Ein dort geplantes Bauprojekt sei vorerst gestoppt worden. Eine Expertenkommission soll zunächst den Fund aufarbeiten. Laut TILAK sollte für das Projekt eigentlich der alte Anstaltsfriedhof ausgegraben werden. Im Zuge der Vorbereitungen hätten Nachforschungen dann aber ergeben, dass die Verstorbenen zwischen 1942 und 1945 bestattet worden seien. Es bestehe der Verdacht, dass die Toten „zumindest teilweise“ Opfer des NS-„Euthanasie“-Programmes seien.
Die laufenden Arbeiten seien vorerst gestoppt worden. Nach Angaben der TILAK habe es bisher keine Grabungsarbeiten gegeben. Eine Expertenkommission sei eingerichtet, um den Fund aufzuarbeiten. Dazu gehöre die Identifizierung der Toten, die wissenschaftlich korrekte Bergung des Friedhofs, die geschichtliche Aufarbeitung und die Klärung rechtlicher Fragen.

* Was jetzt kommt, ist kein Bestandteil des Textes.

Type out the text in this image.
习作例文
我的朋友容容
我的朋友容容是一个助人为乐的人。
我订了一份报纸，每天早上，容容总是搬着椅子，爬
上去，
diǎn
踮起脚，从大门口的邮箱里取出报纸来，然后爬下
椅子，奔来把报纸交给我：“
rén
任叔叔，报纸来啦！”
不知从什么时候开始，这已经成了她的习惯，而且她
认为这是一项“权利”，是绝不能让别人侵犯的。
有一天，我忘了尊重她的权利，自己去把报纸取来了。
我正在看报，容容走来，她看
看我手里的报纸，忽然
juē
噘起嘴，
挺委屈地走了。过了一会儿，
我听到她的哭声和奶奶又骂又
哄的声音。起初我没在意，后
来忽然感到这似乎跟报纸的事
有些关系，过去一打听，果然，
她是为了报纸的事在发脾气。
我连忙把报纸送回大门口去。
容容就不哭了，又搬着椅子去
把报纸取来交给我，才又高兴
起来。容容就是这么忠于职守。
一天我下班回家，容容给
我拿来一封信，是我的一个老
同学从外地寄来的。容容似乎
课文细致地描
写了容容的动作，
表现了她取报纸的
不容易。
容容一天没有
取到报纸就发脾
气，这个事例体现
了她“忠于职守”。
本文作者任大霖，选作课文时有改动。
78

Historiker: Zahl „exorbitant hoch“
Der Innsbrucker Historiker Horst Schreiber sagt, dass die Zahl von 220 Toten „exorbitant hoch“ sei. Bisher sei man von rund 100 Opfern ausgegangen. Schreiber erklärt, dass bereits seit einigen Jahren der Verdacht bestehe, dass man während dieser Zeit Hunderte Menschen in Hall verhungern habe lassen. Gerichtsmediziner müssten nun die Todesursache klären. Das sei auch nach so vielen Jahren möglich, sagt Schreiber.

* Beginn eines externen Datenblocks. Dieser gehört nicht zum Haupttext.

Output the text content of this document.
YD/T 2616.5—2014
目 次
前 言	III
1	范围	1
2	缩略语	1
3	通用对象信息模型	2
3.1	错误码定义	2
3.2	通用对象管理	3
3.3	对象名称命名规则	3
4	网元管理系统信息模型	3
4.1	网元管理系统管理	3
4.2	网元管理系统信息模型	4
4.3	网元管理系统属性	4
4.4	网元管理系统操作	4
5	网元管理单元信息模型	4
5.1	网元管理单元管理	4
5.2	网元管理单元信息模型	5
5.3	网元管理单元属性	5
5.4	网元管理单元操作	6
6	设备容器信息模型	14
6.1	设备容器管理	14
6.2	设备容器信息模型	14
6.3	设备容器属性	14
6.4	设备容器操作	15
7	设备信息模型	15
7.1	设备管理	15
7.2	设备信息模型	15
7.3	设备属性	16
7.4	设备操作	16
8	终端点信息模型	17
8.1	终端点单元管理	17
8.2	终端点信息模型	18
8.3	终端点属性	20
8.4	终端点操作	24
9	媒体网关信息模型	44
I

Sollte sich herausstellen, dass die Opfer in Hall mit Giftspritzen getötet wurden, sei das für die Historiker völlig neu. Es hätte zwar Pläne für ein „Euthanasie“-Programm mit Giftspritzen für Hall gegeben, diese wurden aber damals von der NS-Führung abgelehnt, sagt der Historiker Schreiber.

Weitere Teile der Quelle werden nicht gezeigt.